La Bête humaine
La Bête humaine (paragraphe n°1087)
Chapitre VI
Séverine, elle aussi, s'abandonnait, bien heureuse, délivrée d'une lutte dont elle ne comprenait plus la raison. Pourquoi s'était-elle donc refusée si longtemps ? Elle s'était promise, elle aurait dû se donner, puisqu'elle ne devait y avoir que plaisir et douceur. Maintenant, elle comprenait bien qu'elle en avait toujours eu l'envie, même lorsqu'il lui semblait si bon d'attendre.

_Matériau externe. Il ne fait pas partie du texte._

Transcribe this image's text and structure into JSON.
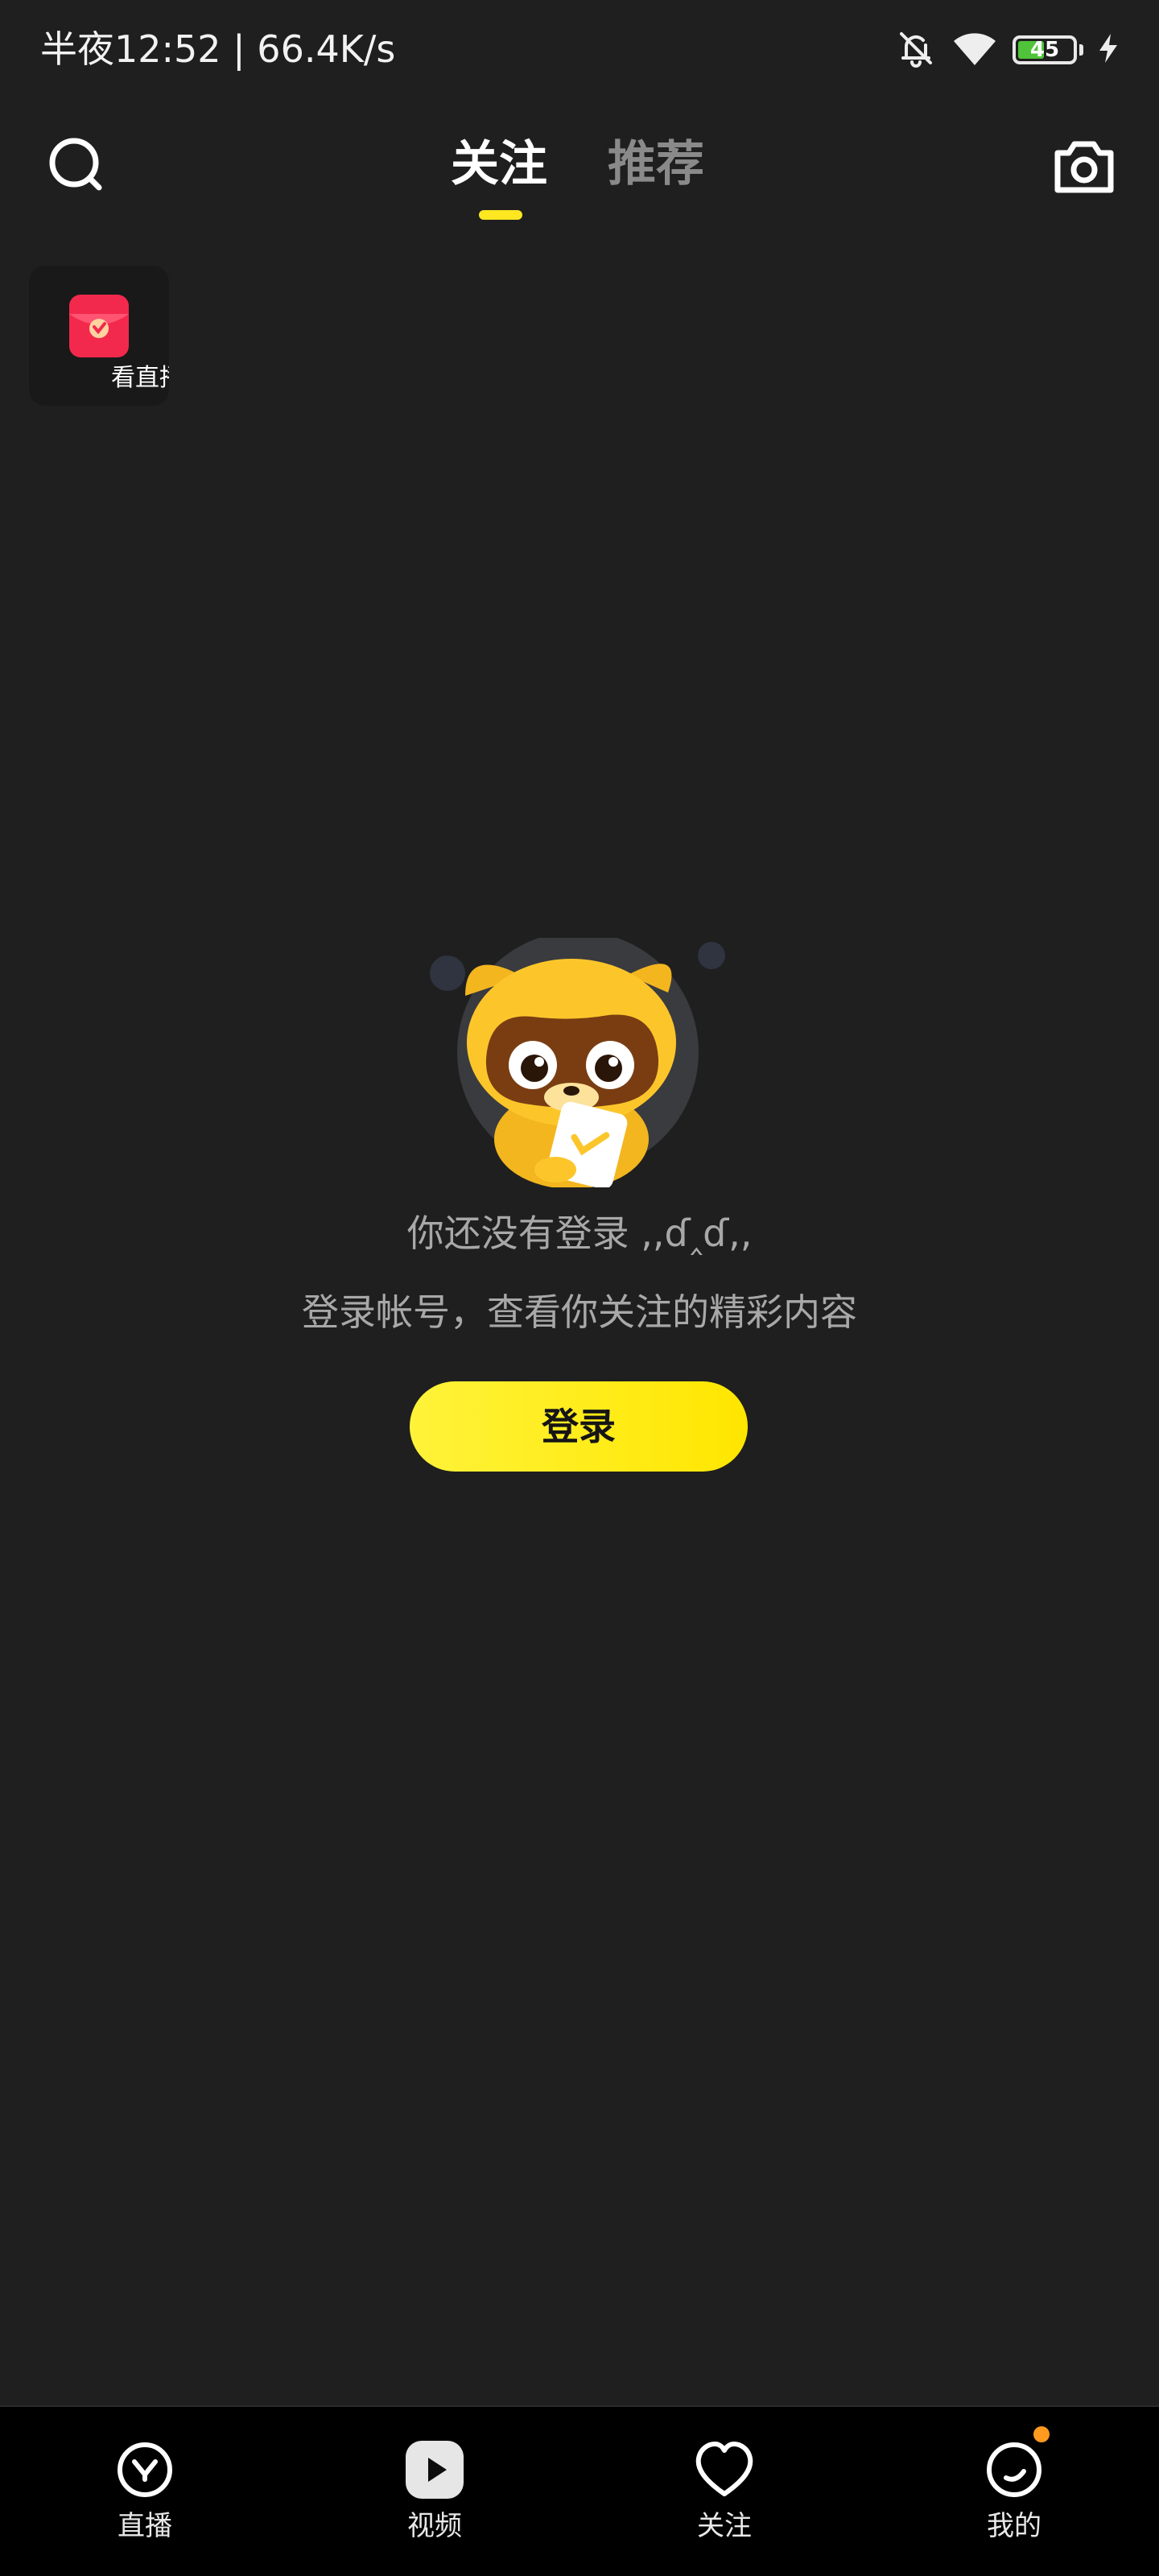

Son cœur, son corps ne vivaient que d'un besoin d'amour, absolu, continu, et c'était une cruauté affreuse, ces événements qui la jetaient, effarée, à toutes ces abominations. Jusque-là, l'existence avait abusé d'elle, dans la boue, dans le sang, avec une violence telle, que ses beaux yeux bleus, restés naïfs, en gardaient un élargissement de terreur, sous son casque tragique de cheveux noirs. Et elle était restée vierge malgré tout, elle venait de se donner pour la première fois, à ce garçon, qu'elle adorait, dans le désir de disparaître en lui, d'être sa servante. Elle lui appartenait, il pouvait disposer d'elle, à son caprice.